Das würde bedeuten, dass die „battyman tunes“ kathartisch wirken.

Das ist meine These. Aber eine Katharsis kann auch unabgeschlossen bleiben.

Sie bezeichnen diese Ängste als „Heterophobie“, also als Angst vor der Differenz.

Das Problem mit Homophobie ist nicht so sehr die Angst vor gleichgeschlechtlichem Sex, sondern die Angst vor Menschen, die wir als „anders“ wahrnehmen. Es geht um die Konstruktion von Gemeinschaft: Wer gehört dazu, wer ist ausgeschlossen? Aber ich kann verstehen, wenn Schwule meine Lesart nicht teilen und sagen, „battyman tunes“ seien eine Bedrohung, wie es Volker Beck tut.

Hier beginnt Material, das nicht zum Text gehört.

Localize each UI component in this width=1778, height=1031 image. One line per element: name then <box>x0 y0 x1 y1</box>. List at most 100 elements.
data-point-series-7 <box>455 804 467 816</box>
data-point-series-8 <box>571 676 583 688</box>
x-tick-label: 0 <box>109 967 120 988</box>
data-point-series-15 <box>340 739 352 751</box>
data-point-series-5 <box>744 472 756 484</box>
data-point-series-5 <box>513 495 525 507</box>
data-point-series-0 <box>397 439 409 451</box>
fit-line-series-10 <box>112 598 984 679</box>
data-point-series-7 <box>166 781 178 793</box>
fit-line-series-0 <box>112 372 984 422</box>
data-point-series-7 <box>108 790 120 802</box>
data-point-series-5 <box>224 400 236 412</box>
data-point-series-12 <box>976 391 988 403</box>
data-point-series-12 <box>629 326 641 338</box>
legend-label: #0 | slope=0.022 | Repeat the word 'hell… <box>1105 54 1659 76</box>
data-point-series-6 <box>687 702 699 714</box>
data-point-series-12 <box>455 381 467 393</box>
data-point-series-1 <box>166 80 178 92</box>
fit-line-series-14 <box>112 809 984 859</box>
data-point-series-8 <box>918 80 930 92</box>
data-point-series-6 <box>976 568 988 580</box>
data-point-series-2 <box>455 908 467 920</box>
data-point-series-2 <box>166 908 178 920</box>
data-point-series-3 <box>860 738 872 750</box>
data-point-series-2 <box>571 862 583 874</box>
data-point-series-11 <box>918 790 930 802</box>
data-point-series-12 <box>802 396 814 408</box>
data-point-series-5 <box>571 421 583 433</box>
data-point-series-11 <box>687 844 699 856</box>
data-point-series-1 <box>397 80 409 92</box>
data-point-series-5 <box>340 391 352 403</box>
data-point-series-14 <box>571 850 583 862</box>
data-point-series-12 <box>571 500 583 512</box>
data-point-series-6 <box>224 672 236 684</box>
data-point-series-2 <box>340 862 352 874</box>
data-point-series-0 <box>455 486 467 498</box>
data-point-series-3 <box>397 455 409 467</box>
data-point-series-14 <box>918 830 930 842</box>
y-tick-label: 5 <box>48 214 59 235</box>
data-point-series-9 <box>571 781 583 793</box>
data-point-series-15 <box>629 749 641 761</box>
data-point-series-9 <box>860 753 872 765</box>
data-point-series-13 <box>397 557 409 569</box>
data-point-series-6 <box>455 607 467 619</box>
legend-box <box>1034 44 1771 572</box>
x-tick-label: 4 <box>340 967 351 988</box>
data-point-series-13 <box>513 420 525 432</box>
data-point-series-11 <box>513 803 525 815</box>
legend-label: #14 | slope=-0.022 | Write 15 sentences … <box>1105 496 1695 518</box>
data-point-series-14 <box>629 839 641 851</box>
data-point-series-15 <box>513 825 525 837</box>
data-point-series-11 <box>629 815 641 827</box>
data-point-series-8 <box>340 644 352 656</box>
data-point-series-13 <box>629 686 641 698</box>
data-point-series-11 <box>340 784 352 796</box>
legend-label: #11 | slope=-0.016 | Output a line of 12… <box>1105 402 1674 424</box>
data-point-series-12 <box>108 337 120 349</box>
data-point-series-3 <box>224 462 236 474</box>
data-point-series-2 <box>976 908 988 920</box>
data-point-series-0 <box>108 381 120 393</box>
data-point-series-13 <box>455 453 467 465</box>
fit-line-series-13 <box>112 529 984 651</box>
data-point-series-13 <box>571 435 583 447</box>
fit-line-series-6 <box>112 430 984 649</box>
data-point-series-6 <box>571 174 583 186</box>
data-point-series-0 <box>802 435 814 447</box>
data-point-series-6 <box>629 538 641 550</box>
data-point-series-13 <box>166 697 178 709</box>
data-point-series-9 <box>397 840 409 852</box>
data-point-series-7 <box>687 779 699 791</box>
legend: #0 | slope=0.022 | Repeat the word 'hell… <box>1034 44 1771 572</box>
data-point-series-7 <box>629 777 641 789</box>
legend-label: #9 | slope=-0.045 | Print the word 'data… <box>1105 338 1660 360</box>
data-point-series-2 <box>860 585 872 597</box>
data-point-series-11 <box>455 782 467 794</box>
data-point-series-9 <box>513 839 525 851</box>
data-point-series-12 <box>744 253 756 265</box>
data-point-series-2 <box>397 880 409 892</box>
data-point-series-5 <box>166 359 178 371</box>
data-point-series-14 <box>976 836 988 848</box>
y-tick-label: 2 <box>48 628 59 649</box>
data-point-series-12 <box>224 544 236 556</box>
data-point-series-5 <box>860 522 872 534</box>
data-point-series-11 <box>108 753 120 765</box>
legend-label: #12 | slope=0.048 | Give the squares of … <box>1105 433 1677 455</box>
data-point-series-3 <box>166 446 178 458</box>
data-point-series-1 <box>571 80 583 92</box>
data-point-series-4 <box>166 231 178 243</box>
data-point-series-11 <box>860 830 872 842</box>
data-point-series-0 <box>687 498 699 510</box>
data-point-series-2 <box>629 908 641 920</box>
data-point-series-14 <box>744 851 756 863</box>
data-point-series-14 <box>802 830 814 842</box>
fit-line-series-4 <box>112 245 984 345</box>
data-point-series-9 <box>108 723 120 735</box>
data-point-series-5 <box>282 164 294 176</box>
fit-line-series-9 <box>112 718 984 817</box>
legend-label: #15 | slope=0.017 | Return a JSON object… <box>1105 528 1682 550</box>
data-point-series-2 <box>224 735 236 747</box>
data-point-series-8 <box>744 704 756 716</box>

Menschen aus der Mittelklasse würden sagen: „Ich kann Homosexualität nicht gutheißen“

Der Grünen-Politiker behauptet, dass seine Aktionen Erfolg haben. Sänger würden sich von den „battyman tunes“ distanzieren, in Montego Bay gab es den ersten Gay Pride Jamaikas.

Ich wüsste nicht, dass Volker Beck für die Schwulenbewegung auf Jamaika verantwortlich ist. In den 90ern wurde mit der Hilfe von Exil-Jamaikanern das „Jamaican Forum for Lesbians, All-Sexuals and Gays“ (J-FLAG) gegründet. Internationale Schwulenaktivisten haben das Image Jamaikas allerdings so weit beschädigt, dass sich lokale Aktivisten von ihnen distanziert haben. Eines unserer Probleme ist, dass internationale Schwulenrechtsaktivisten die Räume nicht kennen, in denen sich Homosexuelle auf Jamaika eine Nische geschaffen haben, in der sie aufblühen.

Wo sind diese Nischen?

Es gibt Räume, in denen sie gemeinsam feiern und leben, ohne vom Rest der Gesellschaft gestört zu werden. Auf Jamaika gab es schon immer Schwule, aber sie blieben ungeoutet. Auch im sogenannten „liberalen“ Norden sind offen auftretende Schwule eine neue Erscheinung. Jamaika verändert sich, aber nicht so schnell. Gerüchte, dass der ehemalige Premier P. J. Patterson schwul sei, wurden von der Opposition so lange verbreitet, bis er öffentlich erklärte, dass seine „Verdienste als lebenslanger Heterosexueller makellos“ seien. Dass dieser Diskurs bis in die Politik gelangen konnte, ist schon ein Beweis dafür, dass sich unsere Gesellschaft in einer Umbruchphase befindet.

In Deutschland wird homophober Dancehall häufig als „Volksverhetzung“ bezeichnet. Einerseits wird damit eine Kontinuität zur Schwulenverfolgung in Nazi-Deutschland behauptet, andererseits werden Homophobie und Rassismus gleichgesetzt.

Viele Jamaikaner würden sich gegen eine Gleichsetzung wehren. Sie würden sagen: „Ja, da gibt es Diskriminierung, aber der Unterschied ist, dass Homosexualität abnormal und eine schwarze Hautfarbe normal ist.“ Wenn man nachfragt, würden die gleichen Leute aber erklären, dass es sich um ähnliche Vorurteile handelt.

Aber historisch gibt es nur wenige Parallelen zwischen Homophobie und Rassismus.

Das würden Jamaikaner auch so sehen und dennoch zugeben: „Im Krieg und in der Liebe ist alles erlaubt.“ Wer gegen Homophobie kämpft, nutzt sämtliche Mittel, die dafür zur Verfügung stehen. Und wenn einem eine Parallele zwischen Dancehall und Nazi-Deutschland auffällt, dann erzielt man damit einen ebenso leicht verdienten Applaus wie ein DJ, der die Homophobie seines Publikums bedient.